If faith really does affect every part of our lives, then we need to ask and answer these types of questions.

In the opening chapter of my book Every Good Thing, I briefly address some foundational questions related to caring for the material realm, but additional observations will help us better answer these types of questions as we seek to develop a biblical perspective on living in (and caring for) the material world for the common good.

1. We care for creation because Christianity is a comprehensive worldview.

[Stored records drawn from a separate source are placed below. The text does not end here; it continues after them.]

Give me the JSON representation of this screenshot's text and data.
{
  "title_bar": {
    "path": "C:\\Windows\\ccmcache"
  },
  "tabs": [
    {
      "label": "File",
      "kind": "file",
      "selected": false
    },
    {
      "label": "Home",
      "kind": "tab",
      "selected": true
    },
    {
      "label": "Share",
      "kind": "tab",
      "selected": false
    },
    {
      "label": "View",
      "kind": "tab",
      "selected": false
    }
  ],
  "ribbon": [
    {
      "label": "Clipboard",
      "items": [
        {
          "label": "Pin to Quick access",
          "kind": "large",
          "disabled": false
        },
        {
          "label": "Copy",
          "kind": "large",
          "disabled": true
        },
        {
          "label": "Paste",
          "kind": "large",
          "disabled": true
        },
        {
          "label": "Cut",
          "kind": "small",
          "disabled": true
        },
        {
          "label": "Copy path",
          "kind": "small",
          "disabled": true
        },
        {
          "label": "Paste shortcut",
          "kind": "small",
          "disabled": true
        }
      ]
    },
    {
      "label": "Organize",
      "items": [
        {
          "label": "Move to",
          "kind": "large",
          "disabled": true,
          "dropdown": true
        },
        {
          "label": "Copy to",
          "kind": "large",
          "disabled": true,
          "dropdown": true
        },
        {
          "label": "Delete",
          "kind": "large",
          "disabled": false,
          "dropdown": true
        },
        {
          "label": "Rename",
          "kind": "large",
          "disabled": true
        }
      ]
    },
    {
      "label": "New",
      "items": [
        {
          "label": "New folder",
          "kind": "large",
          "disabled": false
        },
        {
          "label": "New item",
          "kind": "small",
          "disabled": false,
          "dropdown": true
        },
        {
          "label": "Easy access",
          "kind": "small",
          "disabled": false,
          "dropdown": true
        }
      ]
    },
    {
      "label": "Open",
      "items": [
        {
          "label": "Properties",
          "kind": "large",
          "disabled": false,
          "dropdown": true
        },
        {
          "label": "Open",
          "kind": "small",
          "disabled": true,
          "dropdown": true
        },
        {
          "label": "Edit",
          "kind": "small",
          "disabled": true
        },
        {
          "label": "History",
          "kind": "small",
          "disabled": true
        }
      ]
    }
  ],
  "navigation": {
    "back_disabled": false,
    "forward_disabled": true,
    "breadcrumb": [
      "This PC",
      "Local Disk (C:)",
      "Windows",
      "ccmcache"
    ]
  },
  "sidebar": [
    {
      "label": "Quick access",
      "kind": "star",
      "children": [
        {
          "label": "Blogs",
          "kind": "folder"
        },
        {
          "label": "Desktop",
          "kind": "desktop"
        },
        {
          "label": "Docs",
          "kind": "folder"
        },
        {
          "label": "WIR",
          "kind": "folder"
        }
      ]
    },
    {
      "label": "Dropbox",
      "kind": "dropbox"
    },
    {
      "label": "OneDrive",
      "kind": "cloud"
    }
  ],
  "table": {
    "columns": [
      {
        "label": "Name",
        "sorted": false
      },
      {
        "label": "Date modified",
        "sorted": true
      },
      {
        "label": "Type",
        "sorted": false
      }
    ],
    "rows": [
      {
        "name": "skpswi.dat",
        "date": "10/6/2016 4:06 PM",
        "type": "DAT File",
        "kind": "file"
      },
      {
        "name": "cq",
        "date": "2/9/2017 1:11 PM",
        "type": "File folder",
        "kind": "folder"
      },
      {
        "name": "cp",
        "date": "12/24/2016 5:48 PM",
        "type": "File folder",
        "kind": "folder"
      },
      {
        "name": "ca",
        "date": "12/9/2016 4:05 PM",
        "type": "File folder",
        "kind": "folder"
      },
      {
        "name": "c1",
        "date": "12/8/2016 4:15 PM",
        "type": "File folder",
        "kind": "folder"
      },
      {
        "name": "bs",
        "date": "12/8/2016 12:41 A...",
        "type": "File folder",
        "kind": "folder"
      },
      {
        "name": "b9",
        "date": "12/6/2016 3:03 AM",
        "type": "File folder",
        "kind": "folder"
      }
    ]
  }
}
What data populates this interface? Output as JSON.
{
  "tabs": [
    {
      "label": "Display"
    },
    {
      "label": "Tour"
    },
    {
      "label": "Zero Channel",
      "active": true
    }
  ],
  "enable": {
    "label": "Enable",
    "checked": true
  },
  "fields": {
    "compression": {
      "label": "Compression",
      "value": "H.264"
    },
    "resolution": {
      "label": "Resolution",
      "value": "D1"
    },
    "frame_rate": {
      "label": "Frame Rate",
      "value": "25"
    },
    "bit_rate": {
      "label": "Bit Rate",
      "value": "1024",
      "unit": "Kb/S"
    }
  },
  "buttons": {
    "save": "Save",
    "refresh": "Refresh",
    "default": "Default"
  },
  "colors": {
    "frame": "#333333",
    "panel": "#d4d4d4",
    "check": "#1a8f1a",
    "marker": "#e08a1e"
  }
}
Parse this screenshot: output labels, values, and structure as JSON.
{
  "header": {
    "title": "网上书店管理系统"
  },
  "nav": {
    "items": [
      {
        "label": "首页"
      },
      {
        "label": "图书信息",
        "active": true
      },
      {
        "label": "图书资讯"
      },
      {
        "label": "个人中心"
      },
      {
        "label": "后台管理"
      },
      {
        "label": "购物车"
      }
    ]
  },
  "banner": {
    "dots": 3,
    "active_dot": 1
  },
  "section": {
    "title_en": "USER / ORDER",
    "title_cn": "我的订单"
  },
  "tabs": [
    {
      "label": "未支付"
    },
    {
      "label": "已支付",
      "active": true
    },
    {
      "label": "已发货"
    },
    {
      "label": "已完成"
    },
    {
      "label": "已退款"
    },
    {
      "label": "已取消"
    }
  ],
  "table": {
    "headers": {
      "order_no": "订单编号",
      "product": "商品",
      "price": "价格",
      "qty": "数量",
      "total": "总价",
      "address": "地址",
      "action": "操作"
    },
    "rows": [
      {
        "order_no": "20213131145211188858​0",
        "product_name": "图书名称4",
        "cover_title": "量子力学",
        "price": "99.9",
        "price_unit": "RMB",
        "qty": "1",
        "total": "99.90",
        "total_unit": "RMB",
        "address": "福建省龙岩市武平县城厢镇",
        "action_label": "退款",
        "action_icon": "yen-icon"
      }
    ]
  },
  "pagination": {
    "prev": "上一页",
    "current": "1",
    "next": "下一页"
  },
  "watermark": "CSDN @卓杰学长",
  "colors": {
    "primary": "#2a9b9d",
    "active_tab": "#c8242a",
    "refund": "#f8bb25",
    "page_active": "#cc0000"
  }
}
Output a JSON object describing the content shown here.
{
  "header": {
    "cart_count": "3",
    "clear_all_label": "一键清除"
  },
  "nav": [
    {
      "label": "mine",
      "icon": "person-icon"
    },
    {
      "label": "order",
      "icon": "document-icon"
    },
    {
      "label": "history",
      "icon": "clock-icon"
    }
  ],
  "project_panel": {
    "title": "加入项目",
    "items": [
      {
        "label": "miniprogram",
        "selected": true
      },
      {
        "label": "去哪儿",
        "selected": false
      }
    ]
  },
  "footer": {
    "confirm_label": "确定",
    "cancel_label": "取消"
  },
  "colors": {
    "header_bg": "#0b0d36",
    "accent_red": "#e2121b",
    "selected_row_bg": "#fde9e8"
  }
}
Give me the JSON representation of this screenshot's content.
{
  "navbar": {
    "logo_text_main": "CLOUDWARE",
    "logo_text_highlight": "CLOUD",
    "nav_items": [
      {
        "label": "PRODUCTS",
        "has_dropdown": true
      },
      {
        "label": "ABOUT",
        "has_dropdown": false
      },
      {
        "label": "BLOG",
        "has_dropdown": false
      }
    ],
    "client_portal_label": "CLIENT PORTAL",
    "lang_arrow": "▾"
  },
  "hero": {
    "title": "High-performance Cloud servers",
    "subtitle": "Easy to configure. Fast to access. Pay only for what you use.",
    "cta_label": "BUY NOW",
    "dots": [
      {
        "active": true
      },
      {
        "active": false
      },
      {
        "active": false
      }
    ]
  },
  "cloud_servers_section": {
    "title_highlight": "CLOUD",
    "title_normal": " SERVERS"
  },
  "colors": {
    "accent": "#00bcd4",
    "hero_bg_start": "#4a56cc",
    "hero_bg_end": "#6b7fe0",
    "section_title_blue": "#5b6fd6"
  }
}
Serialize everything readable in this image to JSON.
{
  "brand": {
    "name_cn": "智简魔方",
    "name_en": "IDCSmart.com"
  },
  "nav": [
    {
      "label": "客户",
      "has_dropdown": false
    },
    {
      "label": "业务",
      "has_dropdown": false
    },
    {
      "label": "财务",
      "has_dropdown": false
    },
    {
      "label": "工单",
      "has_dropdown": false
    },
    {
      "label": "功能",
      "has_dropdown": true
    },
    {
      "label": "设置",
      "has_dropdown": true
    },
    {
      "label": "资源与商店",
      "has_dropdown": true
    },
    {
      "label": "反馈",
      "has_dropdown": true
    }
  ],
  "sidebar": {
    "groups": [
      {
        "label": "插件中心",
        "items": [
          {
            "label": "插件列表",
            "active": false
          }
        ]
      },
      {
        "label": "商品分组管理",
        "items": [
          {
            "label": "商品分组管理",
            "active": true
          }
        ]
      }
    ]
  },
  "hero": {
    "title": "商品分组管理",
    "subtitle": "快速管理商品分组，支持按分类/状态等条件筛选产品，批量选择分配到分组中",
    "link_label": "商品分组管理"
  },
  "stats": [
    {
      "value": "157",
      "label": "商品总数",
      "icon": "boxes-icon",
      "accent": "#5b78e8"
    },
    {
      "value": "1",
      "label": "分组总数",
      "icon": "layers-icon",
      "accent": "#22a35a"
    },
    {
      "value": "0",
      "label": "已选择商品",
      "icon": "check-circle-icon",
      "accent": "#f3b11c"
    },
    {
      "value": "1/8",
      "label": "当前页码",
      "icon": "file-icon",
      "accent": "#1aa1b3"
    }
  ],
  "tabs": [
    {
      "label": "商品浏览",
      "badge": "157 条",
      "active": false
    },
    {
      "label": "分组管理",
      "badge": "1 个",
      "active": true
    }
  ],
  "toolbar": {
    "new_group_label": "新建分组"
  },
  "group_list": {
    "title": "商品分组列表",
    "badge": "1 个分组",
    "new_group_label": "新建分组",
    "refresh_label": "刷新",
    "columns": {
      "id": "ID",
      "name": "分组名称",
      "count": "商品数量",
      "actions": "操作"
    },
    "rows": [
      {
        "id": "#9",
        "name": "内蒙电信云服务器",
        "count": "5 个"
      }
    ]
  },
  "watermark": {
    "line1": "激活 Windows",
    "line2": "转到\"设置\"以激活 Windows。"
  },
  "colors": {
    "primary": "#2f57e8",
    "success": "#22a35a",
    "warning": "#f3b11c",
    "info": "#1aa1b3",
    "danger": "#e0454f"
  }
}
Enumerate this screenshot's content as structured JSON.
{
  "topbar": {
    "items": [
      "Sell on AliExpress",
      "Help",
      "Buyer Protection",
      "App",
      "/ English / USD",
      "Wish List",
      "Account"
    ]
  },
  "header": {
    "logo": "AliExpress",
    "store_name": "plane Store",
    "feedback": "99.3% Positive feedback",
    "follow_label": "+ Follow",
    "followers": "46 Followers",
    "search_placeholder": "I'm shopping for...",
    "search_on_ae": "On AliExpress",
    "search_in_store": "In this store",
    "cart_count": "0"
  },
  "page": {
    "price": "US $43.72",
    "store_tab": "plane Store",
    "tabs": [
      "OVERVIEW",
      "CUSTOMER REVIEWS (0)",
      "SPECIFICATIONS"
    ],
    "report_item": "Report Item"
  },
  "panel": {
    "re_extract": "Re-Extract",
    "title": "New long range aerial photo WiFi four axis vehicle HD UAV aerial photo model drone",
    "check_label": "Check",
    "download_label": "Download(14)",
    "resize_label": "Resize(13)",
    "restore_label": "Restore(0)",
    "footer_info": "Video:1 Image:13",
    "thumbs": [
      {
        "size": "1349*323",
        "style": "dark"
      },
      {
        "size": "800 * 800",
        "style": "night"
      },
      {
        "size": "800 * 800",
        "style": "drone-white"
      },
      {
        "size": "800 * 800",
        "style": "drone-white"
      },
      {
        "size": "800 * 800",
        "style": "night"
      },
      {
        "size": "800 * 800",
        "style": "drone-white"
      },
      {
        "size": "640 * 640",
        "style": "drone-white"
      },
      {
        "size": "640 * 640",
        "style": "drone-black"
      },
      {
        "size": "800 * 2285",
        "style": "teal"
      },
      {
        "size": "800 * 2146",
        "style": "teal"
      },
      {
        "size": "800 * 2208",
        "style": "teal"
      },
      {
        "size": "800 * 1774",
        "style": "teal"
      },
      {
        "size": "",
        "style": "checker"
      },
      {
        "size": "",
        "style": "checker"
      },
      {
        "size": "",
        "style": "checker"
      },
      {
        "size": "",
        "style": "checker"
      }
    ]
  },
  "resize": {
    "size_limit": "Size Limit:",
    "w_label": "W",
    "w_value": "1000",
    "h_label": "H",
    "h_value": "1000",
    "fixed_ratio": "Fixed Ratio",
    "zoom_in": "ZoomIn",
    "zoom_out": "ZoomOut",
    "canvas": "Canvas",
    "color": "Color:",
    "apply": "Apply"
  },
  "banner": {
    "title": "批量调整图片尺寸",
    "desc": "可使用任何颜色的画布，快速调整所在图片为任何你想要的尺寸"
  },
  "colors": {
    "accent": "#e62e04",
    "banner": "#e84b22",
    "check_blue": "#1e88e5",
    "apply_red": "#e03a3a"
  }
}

First, Christianity is a comprehensive worldview, not a philosophy disconnected from everyday life. As such, Christianity and the gospel message should affect every area of our existence, including the salvation of souls, the reformation of morals and the restoration of the material world. Indeed, this is a foundational premise of my book, Every Good Thing.

“Restoring all the things,” to use Peter’s phrase from Acts 3:21, will not be finally and completely accomplished until the return of Christ, yet our desire to be faithful stewards should motivate us to interact with this fallen world in light of what it will one day be. Doing so is part of our labor as image-bearers of God. In fact, as Genesis 1–2 reveals, the earth was not designed to function properly apart from human care. God made the earth to be stewarded by humanity.

A lack of interest in the material world is profoundly unbiblical.

2. We care for creation because we live in it.

Second, the created order is where we dwell—where we labor and rest—and it is the sphere of God’s redemptive activities. We should take an active interest in caring for it. Along these lines the psalmist wrote, “Great are the works of the Lord, studied by all who delight in them” (Psalm 111:2). In Scripture, this pattern of interest in the material world is manifest among the people of God. For example, 1 Kings 4:33 notes,

[Solomon] spoke of trees, from the cedar that is in Lebanon to the hyssop that grows out of the wall. He spoke also of beasts, and of birds, and of reptiles, and of fish.

Similarly, during his reign, David appointed forestry and agricultural officials throughout Israel (1 Chronicles 27:27–28). And it is said that godly King Uzziah “loved the soil” (2 Chronicles 26:10). Such an interest in God’s creation ought to be prevalent among and displayed by God’s people. A lack of interest in the material world is profoundly unbiblical.

3. We care for creation because it reveals God’s character.

We should also be motivated to engage with and care for creation knowing that, in so doing, we can gain knowledge of God. Indeed, God began to reveal himself to us in the context of creation (Genesis 1–2), and Scripture further testifies to the understanding of God available to us through the material world (see Psalm 19:1–6; 104; Romans 1:19–20). Paul teaches that this knowledge can be “clearly perceived” (Romans 1:20) since God made the world and those in it. Since all that God does reflects his character and communicates his essence, creation necessarily reveals its creator.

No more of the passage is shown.